Two bills that would affect the operation and potential closure of petroleum terminals and storage facilities in Maine won strong endorsements Wednesday from the Legislature’s Environment and Natural Resources Committee.

The committee voted 9-1 to recommend passage of L.D. 1915, which would direct the Maine Department of Environmental Protection to study and recommend the best ways to measure, estimate, and control odors and other air emissions from oil storage tanks, loading racks and vessel off-loading facilities.

The committee also voted 9-1 to recommend passage of L.D. 2033, which would ensure the environmentally safe cleanup and removal of the 10 petroleum terminals and their tank farms in Maine, from South Portland to Searsport, if any of them ever closes. And it would require the owners to cover the cost.

Both bills are of great interest in South Portland, where concerns about oil terminals and tank farms have mounted in recent years. Most recently, the U.S. Environmental Protection Agency filed a federal lawsuit and consent decree leveling penalties against Global Partners LP for Clean Air Act violations at its tank farm on the Fore River.

“No one should have to live their life wondering if the air they breathe could be damaging to them or their family,” said Sen. Rebecca Millett, D-Cape Elizabeth, a sponsor of L.D. 1915. “I’m glad the committee recognized how urgent this situation is.”

Rep. Chris Johansen, R-Monticello, provided the single vote against each bill, though he wasn’t in the room when the committee voted, legislative staff members said. Three committee members were absent Wednesday.

The Maine DEP backed both bills, which now face votes in the House and Senate in the coming weeks.

If Millett’s bill is approved, the Maine DEP would be poised to challenge widely disputed federal methods of monitoring and controlling petroleum tank emissions that include pollution estimates that even EPA officials have questioned. The committee heard overwhelming support for the bill last month, when residents and city officials testified about foul tank odors and other emissions and the potential danger to public health.

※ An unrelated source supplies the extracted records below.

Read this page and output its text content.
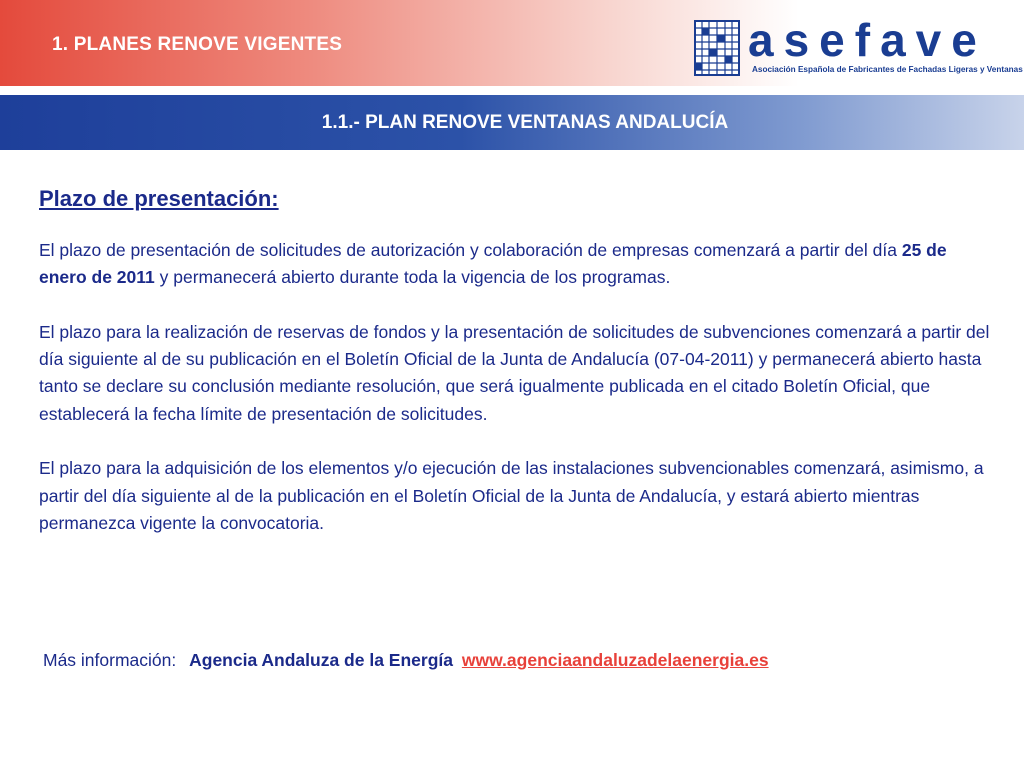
1. PLANES RENOVE VIGENTES	asefave
Asociación Española de Fabricantes de Fachadas Ligeras y Ventanas
1.1.- PLAN RENOVE VENTANAS ANDALUCÍA
Plazo de presentación:

El plazo de presentación de solicitudes de autorización y colaboración de empresas comenzará a partir del día 25 de enero de 2011 y permanecerá abierto durante toda la vigencia de los programas.

El plazo para la realización de reservas de fondos y la presentación de solicitudes de subvenciones comenzará a partir del día siguiente al de su publicación en el Boletín Oficial de la Junta de Andalucía (07-04-2011) y permanecerá abierto hasta tanto se declare su conclusión mediante resolución, que será igualmente publicada en el citado Boletín Oficial, que establecerá la fecha límite de presentación de solicitudes.

El plazo para la adquisición de los elementos y/o ejecución de las instalaciones subvencionables comenzará, asimismo, a partir del día siguiente al de la publicación en el Boletín Oficial de la Junta de Andalucía, y estará abierto mientras permanezca vigente la convocatoria.

Más información: Agencia Andaluza de la Energía www.agenciaandaluzadelaenergia.es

“Very rarely does a committee vote against a study of health impacts when there is very good reason for it,” said Sen. Brownie Carson, D-Harpswell, a committee chairman.

L.D. 2033, An Act to Ensure Proper Closure of Oil Terminal Facilities, would establish laws governing the potential closure of petroleum terminals as Maine moves to reduce the use of fossil fuels and the production of greenhouse gases.

“An oil terminal facility can stand vacant and unused forever,” said Rep. Anne Carney, D-Cape Elizabeth, the measure’s sponsor. “This bill will help make our environment clean and safe. It also protects the fiscal well-being of our state, our municipalities and our residents.”

There are 10 oil terminals in Maine where ships transfer petroleum products into massive storage tanks: six in South Portland, one in Bucksport, one in Hampden and two in Searsport, Carney said.

In 2014, the South Portland City Council passed the Clear Skies Ordinance to effectively block the Portland Pipe Line Corp. from reversing the flow of its pipeline, which for decades pumped crude oil from the city’s waterfront terminals on Portland Harbor to refineries in Montreal.

The pipeline is now largely shut down because Canada has no call for foreign crude and most of the company’s 23 multimillion-gallon storage tanks in South Portland stand empty. The company is challenging the ordinance in federal court and opposes L.D. 2033, which originally called for companies to file a closure plan when all or part of a facility has not been used for more than 10 years. That trigger has been dropped from the proposed bill.

Under current state law, if a company closes a petroleum terminal, it must clean tanks, pipes and other equipment. Under the proposed legislation, as a condition of licensing, companies would have to submit a plan to the Maine DEP showing how they would remove all tanks, pipes, equipment and contaminated soil if a facility closed and prove they would be able to pay for the closure.

“These sites have the potential to be used for housing, working waterfront, commercial development or other types of energy production,” rather than sit abandoned with tanks out of use and no longer contributing to the economy, Carney said.